Quarante ONG, incluant Amnesty International et Human Rights Watch, ont récemment alerté sur un risque imminent d'« atrocités » à El-Obeid, une ville clé du Soudan. Dans une lettre adressée aux États membres du Conseil des droits de l'homme de l'ONU, ces ONG réclament une évaluation urgente de la situation locale, signalant la nécessité d'agir rapidement pour prévenir de graves violations des droits humains.
Les inquiétudes émanent alors que la ville subit un siège prolongé par les Forces de soutien rapide (FSR), paramilitaires en conflit avec l'armée régulière. Selon l'ONU, des prises de contrôle antérieures par les FSR dans des zones comme El-Facher ont été accompagnées de violences extrêmes. Une mission d'enquête de juillet dernier a d'ailleurs dégagé des preuves laissant entendre la possibilité de génocide.
Pression internationale croissante
La situation à El-Obeid est désormais suivie de près à l'échelle internationale. Récemment, des pays européens, dont la France et le Royaume-Uni, ont exprimé leur préoccupation, exhortant les FSR à cesser leurs offensives. De plus, les États-Unis ont alarmé sur le risque imminent d'« atrocités de masse », rejoignant les craintes avancées par le Conseil de sécurité de l'ONU, qui a appelé les paramilitaires à se retirer.
Urgence humanitaire
Alors que la situation semble se détériorer, les ONG demandent que le Conseil des droits de l'homme convoque une session extraordinaire pour discuter de la situation à El-Obeid.
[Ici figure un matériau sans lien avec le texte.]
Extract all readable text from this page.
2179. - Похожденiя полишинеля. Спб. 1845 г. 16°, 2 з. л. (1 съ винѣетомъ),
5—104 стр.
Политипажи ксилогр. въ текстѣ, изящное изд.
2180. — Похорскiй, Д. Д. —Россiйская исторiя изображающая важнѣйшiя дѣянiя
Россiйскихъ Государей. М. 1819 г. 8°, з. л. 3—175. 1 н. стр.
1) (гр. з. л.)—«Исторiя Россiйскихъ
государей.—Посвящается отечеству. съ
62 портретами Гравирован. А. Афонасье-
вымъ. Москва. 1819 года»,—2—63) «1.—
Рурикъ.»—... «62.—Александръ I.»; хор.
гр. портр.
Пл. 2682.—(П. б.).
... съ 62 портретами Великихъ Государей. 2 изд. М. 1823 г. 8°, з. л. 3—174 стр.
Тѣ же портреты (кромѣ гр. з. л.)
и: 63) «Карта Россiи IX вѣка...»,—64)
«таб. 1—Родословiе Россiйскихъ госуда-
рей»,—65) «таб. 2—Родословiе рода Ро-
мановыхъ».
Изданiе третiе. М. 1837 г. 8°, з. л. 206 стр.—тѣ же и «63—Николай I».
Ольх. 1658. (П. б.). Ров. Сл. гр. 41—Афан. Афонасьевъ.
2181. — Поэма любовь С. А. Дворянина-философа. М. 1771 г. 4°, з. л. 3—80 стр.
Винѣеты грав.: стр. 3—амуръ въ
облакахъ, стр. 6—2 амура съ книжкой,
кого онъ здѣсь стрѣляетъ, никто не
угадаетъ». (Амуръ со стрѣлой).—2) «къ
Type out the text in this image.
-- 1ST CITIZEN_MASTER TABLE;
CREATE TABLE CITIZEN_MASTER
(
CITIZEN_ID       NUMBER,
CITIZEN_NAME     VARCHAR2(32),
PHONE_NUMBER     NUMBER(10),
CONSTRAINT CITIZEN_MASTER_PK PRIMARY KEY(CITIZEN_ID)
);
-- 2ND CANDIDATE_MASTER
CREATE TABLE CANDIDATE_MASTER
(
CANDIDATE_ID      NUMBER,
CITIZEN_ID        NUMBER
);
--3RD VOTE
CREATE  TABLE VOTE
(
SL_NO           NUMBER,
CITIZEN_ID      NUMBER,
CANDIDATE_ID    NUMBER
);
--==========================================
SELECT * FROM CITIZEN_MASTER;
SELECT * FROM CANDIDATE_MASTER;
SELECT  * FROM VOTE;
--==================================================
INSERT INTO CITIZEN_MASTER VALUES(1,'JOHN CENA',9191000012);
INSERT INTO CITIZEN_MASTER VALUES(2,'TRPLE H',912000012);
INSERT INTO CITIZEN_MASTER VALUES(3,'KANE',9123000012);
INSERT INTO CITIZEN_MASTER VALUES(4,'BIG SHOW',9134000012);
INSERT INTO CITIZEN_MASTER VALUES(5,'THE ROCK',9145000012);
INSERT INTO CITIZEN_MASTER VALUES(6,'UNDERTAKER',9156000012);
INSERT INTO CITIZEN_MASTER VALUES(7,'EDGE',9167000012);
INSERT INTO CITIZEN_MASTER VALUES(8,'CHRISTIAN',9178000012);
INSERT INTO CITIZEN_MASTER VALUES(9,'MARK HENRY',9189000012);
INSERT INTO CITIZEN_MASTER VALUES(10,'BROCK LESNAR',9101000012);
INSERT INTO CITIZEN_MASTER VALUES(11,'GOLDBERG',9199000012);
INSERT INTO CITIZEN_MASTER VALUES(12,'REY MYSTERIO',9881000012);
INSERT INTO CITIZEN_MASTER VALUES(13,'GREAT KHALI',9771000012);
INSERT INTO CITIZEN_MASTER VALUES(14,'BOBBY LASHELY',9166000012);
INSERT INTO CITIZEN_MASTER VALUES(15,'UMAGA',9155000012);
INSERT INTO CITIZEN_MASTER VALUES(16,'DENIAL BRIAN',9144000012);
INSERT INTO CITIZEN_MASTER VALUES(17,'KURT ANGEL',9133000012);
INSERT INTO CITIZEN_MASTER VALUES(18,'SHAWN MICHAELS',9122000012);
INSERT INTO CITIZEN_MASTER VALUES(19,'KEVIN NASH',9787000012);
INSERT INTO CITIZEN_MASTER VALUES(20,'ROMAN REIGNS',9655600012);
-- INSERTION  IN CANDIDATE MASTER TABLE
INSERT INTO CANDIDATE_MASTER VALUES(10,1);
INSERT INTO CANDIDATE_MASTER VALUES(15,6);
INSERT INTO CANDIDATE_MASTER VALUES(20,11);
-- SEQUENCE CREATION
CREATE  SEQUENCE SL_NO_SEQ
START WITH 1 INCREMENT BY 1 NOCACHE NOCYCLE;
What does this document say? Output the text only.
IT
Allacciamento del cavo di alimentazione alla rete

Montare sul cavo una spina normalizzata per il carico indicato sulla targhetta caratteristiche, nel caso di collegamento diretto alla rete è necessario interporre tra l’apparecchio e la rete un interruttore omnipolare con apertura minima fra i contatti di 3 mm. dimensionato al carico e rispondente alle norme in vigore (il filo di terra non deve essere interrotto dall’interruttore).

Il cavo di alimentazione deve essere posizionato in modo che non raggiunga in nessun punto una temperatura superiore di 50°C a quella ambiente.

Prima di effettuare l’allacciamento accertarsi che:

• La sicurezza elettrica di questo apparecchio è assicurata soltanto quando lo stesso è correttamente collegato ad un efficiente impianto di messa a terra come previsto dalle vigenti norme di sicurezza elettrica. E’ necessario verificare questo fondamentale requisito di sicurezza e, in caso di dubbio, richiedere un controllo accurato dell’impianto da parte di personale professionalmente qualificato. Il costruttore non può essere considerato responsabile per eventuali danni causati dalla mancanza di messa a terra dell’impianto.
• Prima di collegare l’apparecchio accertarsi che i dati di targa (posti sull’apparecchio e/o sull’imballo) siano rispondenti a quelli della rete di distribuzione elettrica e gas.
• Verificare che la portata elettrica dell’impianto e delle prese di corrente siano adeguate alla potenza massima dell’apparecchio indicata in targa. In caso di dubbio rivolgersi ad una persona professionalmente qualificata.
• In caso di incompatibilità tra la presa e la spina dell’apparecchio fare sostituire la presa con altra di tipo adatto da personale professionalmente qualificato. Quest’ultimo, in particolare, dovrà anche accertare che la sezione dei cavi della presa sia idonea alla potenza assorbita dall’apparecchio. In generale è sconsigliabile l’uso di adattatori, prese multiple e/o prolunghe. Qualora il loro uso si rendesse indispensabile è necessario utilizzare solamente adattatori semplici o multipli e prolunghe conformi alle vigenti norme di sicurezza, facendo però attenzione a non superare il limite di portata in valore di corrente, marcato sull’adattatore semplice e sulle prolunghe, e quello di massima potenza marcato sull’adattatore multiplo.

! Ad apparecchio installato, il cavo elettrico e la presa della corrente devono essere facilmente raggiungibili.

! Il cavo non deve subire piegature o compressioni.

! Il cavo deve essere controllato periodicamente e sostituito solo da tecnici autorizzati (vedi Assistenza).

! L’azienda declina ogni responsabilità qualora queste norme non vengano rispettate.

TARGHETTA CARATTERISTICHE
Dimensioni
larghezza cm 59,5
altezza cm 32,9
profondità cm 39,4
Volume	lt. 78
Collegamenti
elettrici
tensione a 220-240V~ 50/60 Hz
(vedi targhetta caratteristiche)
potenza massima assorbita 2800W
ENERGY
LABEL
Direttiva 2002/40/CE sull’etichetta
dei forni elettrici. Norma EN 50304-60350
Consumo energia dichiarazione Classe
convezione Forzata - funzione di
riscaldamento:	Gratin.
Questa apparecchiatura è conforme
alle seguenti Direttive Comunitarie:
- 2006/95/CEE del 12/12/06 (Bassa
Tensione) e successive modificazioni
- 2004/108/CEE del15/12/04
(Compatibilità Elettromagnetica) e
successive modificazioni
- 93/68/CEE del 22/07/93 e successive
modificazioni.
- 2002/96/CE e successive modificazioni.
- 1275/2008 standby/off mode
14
La situation des réfugiés demeure tout aussi préoccupante, des millions de personnes ayant été contraintes de fuir leur foyer à cause du conflit. Selon l'ONU, cela inclut plus de 12 millions de déplacés vers des pays voisins comme le Tchad.
Les ONG insistent sur la nécessité que les acteurs extérieurs, y compris ceux soutenant les FSR et les forces armées soudanaises, soient tenus responsables de leurs actions, certaines pouvant être qualifiées de crimes au regard du droit international. La communauté internationale est donc appelée à réagir pour éviter une escalade des violences et protéger les populations civiles.